David Grevemberg, Chief Executive of Glasgow 2014 issued a statement today saying the demolition would not feature in the ceremony.
The move represents a victory for the 14,000+ who signed a petition objecting to the idea.
Campaigners felt the flats should be brought down with "dignity" and not as part of an entertainment spectacle.
However, Mr Grevemberg says it is safety considerations that have led him to reverse the plan.
Mr Grevemberg said: "The decision to feature the live demolition of five Red Road blocks within the Opening Ceremony was planned both as commemoration of a part of Glasgow's social history as well as a statement of the city's regeneration.
"We made it clear from the outset the absolute priority was safety and that this event would only happen during the Opening Ceremony if it was safe to do so.
"Over the past few days it has become clear that opinions have been expressed which change the safety and security context.
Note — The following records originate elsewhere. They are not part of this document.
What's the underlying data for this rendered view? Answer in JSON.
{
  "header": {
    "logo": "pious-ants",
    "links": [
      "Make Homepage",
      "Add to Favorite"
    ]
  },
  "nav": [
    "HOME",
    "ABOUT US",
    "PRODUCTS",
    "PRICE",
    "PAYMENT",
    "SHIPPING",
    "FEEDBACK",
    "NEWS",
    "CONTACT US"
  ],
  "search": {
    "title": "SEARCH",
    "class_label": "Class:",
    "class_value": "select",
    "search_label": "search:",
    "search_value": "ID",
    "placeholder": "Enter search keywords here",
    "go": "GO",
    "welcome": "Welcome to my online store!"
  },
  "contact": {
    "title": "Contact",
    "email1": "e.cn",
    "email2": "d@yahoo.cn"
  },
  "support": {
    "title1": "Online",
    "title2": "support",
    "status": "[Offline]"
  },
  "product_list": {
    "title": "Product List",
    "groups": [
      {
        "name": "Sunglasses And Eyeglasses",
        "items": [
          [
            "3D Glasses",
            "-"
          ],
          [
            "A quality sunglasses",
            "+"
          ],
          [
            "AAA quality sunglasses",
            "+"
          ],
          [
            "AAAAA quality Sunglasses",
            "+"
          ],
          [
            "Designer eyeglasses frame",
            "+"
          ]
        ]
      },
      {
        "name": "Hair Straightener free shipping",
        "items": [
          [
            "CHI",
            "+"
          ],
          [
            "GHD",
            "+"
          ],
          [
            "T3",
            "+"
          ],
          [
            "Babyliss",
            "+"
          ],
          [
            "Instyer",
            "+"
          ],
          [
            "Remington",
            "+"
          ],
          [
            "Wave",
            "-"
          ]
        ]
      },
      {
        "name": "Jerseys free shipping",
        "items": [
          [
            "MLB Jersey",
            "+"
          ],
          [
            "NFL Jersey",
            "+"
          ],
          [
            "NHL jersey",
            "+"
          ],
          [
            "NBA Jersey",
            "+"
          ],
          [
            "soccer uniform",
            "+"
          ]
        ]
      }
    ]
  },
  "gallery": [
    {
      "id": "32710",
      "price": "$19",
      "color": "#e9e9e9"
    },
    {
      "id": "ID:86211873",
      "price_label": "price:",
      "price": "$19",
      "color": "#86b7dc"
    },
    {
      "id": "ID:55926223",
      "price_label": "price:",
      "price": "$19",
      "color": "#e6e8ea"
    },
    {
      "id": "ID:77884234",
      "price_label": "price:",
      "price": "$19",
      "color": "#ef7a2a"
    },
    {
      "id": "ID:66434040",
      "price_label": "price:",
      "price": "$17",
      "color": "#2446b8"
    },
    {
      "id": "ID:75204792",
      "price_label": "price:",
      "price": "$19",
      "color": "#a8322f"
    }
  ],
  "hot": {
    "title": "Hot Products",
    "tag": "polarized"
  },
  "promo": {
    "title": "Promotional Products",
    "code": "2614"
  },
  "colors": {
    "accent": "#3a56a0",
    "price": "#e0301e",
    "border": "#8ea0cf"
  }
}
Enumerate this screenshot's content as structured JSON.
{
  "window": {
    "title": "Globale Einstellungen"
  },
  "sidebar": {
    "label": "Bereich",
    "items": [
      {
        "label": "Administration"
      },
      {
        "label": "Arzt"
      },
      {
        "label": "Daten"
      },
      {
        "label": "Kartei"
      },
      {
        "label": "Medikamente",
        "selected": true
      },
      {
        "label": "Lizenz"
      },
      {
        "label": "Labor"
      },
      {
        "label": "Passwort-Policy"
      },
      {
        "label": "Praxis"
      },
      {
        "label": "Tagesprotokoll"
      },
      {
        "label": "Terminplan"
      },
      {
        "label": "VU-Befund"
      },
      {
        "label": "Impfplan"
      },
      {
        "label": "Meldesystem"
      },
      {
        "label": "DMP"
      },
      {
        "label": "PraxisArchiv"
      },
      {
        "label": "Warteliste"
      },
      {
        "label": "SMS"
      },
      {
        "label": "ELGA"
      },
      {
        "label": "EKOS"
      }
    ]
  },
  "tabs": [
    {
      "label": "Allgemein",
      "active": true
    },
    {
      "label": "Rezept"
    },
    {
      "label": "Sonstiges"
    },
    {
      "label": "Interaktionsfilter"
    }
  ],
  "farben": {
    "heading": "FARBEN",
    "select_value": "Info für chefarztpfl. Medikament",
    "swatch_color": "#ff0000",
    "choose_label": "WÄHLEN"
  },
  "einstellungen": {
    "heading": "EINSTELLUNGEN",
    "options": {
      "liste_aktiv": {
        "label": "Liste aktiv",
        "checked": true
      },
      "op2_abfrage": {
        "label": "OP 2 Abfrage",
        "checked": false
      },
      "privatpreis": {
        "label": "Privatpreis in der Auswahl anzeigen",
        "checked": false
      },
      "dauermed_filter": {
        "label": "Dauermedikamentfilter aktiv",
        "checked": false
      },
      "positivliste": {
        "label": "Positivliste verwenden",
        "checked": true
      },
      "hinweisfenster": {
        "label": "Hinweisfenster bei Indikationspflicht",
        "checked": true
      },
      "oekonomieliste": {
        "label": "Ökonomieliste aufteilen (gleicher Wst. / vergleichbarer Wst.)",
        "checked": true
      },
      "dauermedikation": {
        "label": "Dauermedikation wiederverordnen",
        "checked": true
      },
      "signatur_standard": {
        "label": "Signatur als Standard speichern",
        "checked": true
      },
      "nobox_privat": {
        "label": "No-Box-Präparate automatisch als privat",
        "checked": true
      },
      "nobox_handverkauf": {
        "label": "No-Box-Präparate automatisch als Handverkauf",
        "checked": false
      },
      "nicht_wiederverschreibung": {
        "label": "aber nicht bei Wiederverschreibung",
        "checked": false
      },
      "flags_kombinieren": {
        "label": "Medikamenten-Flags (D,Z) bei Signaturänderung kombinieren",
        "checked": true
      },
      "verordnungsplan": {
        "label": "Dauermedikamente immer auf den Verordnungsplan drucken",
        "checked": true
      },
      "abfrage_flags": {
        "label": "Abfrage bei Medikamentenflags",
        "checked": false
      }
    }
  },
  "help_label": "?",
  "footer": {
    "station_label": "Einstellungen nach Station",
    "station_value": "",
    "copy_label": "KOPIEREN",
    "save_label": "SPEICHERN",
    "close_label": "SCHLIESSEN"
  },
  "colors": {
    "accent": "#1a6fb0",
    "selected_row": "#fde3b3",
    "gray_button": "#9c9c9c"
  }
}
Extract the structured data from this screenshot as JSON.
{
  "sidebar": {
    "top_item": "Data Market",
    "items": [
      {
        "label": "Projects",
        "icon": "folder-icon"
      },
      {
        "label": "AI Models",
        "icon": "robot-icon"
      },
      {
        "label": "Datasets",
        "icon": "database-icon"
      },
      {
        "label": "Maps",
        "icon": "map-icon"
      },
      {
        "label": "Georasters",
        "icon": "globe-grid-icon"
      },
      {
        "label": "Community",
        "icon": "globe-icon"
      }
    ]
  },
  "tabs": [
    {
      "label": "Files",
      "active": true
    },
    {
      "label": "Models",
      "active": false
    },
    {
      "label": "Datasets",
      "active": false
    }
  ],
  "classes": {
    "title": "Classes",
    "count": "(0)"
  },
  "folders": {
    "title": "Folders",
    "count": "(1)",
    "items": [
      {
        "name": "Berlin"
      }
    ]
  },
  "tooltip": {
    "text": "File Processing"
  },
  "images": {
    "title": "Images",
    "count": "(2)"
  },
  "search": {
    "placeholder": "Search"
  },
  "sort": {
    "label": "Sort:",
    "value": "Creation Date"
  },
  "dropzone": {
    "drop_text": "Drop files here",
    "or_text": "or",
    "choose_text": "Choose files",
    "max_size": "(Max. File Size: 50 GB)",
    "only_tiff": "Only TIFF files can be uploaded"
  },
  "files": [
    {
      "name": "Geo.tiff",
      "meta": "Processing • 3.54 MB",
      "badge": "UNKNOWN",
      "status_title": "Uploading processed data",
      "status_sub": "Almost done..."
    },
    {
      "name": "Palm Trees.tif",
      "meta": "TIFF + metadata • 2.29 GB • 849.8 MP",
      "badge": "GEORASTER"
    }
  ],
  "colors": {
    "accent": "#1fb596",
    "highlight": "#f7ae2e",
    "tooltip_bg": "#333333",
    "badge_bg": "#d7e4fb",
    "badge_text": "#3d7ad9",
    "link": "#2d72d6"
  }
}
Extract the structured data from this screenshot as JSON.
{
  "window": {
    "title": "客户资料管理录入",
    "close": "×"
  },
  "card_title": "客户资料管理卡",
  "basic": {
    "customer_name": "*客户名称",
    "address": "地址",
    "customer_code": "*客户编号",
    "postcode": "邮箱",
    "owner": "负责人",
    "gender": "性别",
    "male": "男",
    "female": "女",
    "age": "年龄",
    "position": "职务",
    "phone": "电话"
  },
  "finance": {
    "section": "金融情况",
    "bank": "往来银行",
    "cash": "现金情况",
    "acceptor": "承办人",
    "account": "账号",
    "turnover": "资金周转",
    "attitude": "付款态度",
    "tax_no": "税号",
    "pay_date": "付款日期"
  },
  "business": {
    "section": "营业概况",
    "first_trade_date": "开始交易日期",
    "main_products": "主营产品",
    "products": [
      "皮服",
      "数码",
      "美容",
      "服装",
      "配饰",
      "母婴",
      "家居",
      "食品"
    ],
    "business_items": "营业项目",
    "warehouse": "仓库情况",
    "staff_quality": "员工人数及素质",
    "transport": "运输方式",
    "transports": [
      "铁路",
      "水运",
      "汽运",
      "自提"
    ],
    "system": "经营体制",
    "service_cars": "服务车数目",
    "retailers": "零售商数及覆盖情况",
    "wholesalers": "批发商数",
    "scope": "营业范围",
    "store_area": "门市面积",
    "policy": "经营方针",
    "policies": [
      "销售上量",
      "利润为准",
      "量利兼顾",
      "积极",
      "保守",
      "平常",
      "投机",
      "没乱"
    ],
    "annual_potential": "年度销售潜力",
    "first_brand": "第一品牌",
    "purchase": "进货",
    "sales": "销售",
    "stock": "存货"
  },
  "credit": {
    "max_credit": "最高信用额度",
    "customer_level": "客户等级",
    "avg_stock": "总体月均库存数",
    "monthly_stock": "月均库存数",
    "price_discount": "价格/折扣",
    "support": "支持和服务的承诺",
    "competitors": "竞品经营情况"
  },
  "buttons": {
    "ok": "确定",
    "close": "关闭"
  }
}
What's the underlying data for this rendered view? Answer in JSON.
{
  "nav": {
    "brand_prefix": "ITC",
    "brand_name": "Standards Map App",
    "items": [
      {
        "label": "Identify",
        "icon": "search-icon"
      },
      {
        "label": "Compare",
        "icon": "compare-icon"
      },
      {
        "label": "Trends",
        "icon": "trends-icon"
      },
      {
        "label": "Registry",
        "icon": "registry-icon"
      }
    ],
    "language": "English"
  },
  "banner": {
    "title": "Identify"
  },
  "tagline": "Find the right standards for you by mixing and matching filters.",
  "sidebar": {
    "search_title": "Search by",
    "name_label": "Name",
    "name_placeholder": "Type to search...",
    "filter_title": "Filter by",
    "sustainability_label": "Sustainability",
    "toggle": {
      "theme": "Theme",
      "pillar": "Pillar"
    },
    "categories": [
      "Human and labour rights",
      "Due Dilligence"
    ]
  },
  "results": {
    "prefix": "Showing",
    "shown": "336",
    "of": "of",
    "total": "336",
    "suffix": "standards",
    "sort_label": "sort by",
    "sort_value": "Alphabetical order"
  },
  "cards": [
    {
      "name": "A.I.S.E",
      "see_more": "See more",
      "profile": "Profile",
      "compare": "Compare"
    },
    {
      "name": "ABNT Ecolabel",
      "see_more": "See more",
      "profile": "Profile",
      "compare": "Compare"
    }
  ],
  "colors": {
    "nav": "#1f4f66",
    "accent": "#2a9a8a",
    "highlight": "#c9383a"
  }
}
Glasgow 2014, Games Partners and key stakeholders, including Police Scotland and Glasgow Housing Association, are not prepared to allow what was proposed to be a positive act of commemoration to create risk for all concerned, including the communities of north east Glasgow.
"The demolition of Red Road will now not feature as part of the Opening Ceremony.
"The demolition of the Red Road blocks is a matter for Glasgow Housing Association and will take place under a full safety regime as part of their on-going regeneration programme.
"However, it remains our intention to dedicate an element within the Ceremony to telling the story of Glasgow's social history and regeneration.
"Tomorrow marks 100 days to go until the Opening Ceremony of the Commonwealth Games.
"We will unveil the Glasgow 2014 medals, the greatest prize for athletes of the Commonwealth.
"This is a day of excitement and anticipation for each one of the 4,500 athletes of the Commonwealth who will come to Glasgow in just 12 weeks' time to compete for Gold and glory.
"We hope the people of Glasgow and Scotland will come together to warmly welcome them as we look forward to delivering a Games that these athletes, spectators as well as communities across Scotland and the Commonwealth can all feel proud."
Responding to the 2014 Organising Committee's (OC's) decision, a Glasgow City Council spokesman said: "We support the OC's decision. Public safety must always be paramount on these occasions.
"We will be working with the OC to ensure the city's ongoing regeneration is reflected in the opening ceremony."